Arts & Sciences lecturer, national TV critic writes new book on screen time

Phillip Maciak’s new book “Avidly Reads Screen Time” considers how screens influence our lives — for better or worse.

When Phillip Maciak set out to write “Avidly Reads Screen Time,” he was inspired by the fact that, when he became a parent, he had to not only think about his own use of screens, but also consider the screen time of his daughter.

The result is a book that weaves together scholarship, cultural criticism, and personal experience to help readers understand and reflect on the ubiquitous use of screens. “This is a book about how screen time — the time you spend looking at your screen or the time the people you love spend looking at theirs — makes us all feel,” Maciak writes.

Philip Maciak

The book is part of the "Avidly Reads" series from NYU Press in which academics and scholars tackle cultural artifacts or experiences — everything from poetry to board games to guilty pleasures — through short essays.

Maciak, a senior lecturer in English and American culture studies, is no stranger to writing about screens. He’s been a TV critic for The New Republic and the Los Angeles Review of Books, where he made a name for himself covering shows like “Mad Men” and “Game of Thrones” in the column “Dear Television.” He’s also the author of “The Disappearing Christ: Secularism in the Silent Era.”

In “Avidly Reads Screen Time,” he traverses from one screen-mediated phenomenon to the next, everything from doom scrolling to virtual learning to viral videos. Through it all, he wants readers to consider nuance rather than give into moral panic over screen time.

Ahead of his book release event on May 25 at Left Bank Books, Maciak sat down with the Ampersand to discuss his work.

Why is it important for people to consider their relationship with screens?

The thesis of the book is that screen time is a form of paying attention, and that takes different forms. It can be a rote, anxious frame of attention, which is a way I interact with screens all the time. But the book is an argument for a different model: an intellectually engaged attentiveness that is the hallmark of my favorite viewing experiences, like watching “Mad Men” to write a recap or sitting down for a big TV event with my family. These are moments when I feel very attentive in a textured and healthy way. It's the same type of attentiveness that’s required to be a good sibling, partner, or student, too. To interact with the world by paying attention is at the core of everything I try to write and everything I try to teach. Paying attention to screen time in a considered way is good, but paying attention to it as a constant harbinger of doom can be an inversion of that.

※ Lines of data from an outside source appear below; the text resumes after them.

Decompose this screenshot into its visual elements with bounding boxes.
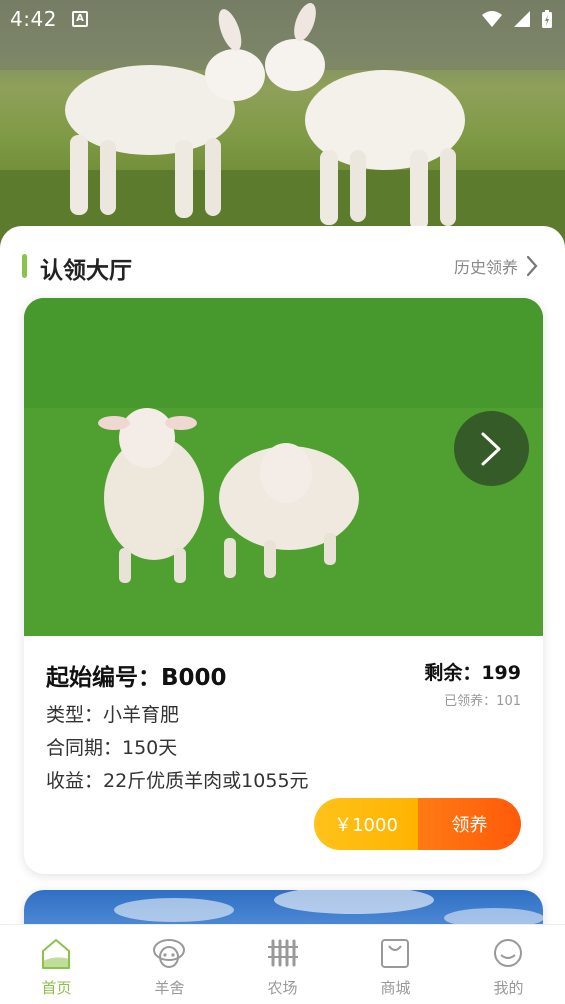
- type-text: 类型：小羊育肥: [46, 704, 180, 726]
- tab-label: 首页: [41, 979, 72, 997]
- tab-label: 农场: [267, 979, 298, 997]
- next-photo-button[interactable]: [454, 411, 529, 486]
- tab-mine[interactable]: 我的: [452, 925, 565, 1004]
- notification-a-icon: A: [72, 11, 88, 27]
- history-link-label: 历史领养: [453, 258, 518, 277]
- card-info: 起始编号：B000 剩余：199 已领养：101 类型：小羊育肥 合同期：150…: [24, 636, 543, 874]
- signal-icon: [514, 11, 530, 27]
- history-adoption-link[interactable]: 历史领养: [454, 254, 538, 278]
- card-photo: [24, 298, 543, 636]
- income-text: 收益：22斤优质羊肉或1055元: [46, 770, 309, 792]
- tab-label: 我的: [493, 979, 524, 997]
- start-code: 起始编号：B000: [46, 665, 227, 691]
- chevron-right-icon: [526, 255, 538, 277]
- content-sheet: 认领大厅 历史领养 起始编号：B000 剩余：199 已领养：101 类型：小羊…: [0, 226, 565, 970]
- adopted-count: 已领养：101: [444, 694, 521, 709]
- smiley-icon: [494, 939, 522, 967]
- contract-period-text: 合同期：150天: [46, 737, 178, 759]
- battery-icon: [542, 10, 552, 28]
- section-accent-bar: [22, 254, 27, 278]
- home-icon: [42, 939, 70, 969]
- section-header: 认领大厅 历史领养: [22, 252, 542, 284]
- adoption-card[interactable]: 起始编号：B000 剩余：199 已领养：101 类型：小羊育肥 合同期：150…: [24, 298, 543, 874]
- status-time: 4:42: [10, 7, 57, 31]
- fence-icon: [268, 939, 298, 967]
- tab-home[interactable]: 首页: [0, 925, 113, 1004]
- section-title: 认领大厅: [40, 258, 132, 284]
- wifi-icon: [482, 11, 502, 27]
- app-screen: 4:42 A 认领大厅 历史领养 起始编号：B000 剩余：199 已领养：10…: [0, 0, 565, 1004]
- tab-label: 商城: [380, 979, 411, 997]
- tab-label: 羊舍: [154, 979, 185, 997]
- bottom-tab-bar: 首页 羊舍 农场 商城 我的: [0, 924, 565, 1004]
- status-bar: 4:42 A: [0, 0, 565, 38]
- adopt-action-group: ￥1000 领养: [314, 798, 521, 850]
- sheep-icon: [153, 939, 185, 968]
- chevron-right-icon: [481, 432, 501, 466]
- shopping-bag-icon: [381, 939, 409, 968]
- remaining-count: 剩余：199: [424, 662, 521, 684]
- system-icons: [481, 9, 553, 29]
- adopt-button[interactable]: 领养: [418, 798, 521, 850]
- tab-sheepfold[interactable]: 羊舍: [113, 925, 226, 1004]
- price-button[interactable]: ￥1000: [314, 798, 418, 850]
- tab-mall[interactable]: 商城: [339, 925, 452, 1004]
- tab-farm[interactable]: 农场: [226, 925, 339, 1004]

In your book you write that “the problems we have with screens are often problems we have with the world screens exist to mediate and capture.” Has this observation impacted your view on screen time as a parent? 

When I had my daughter, I had to start thinking about her potential screen time and how she watches things. This gave me a different perspective on the way I watch, including my professional engagements with TV. 

When I was growing up, my parents were unfazed about television. They didn't see it as a toxin in the way that it was being framed culturally at that time. I have a lot of good memories of TV events that we experienced together. But I also watched TV on my own, and they didn't stigmatize that, which feels, in retrospect, like a healthy aspect of my childhood.

In researching the book, I was encouraged by some of the advice books about screen time for parents, including ones by Devorah Heitner and Anya Kamenetz. These more even-handed books were helpful for me to read. 

At WashU, you teach mostly Gen Z students who have grown up in a different era of screen time. Have their experiences taught you anything about how screens function in contemporary life?

It was illuminating for me to teach while writing this book, especially my course “Hot Takes: Cultural Criticism in the Digital Age.” There are things that students experience today — binge-watching, for instance — that feel very intuitive to me, like experiences I had in college watching hours of “The Simpsons” on DVD with dorm mates. But there are also differences. While this generation has a huge space online for building community, there's also a toxicity online that we didn't have to deal with. 

Writing this book made me less worried about my 6-year-old spending too many hours watching “Bluey,” but more aware of needing to eventually take an intentional approach to social media. It’s an awareness I’m not sure I’d have if I hadn't written this book or heard my students talk about their experiences.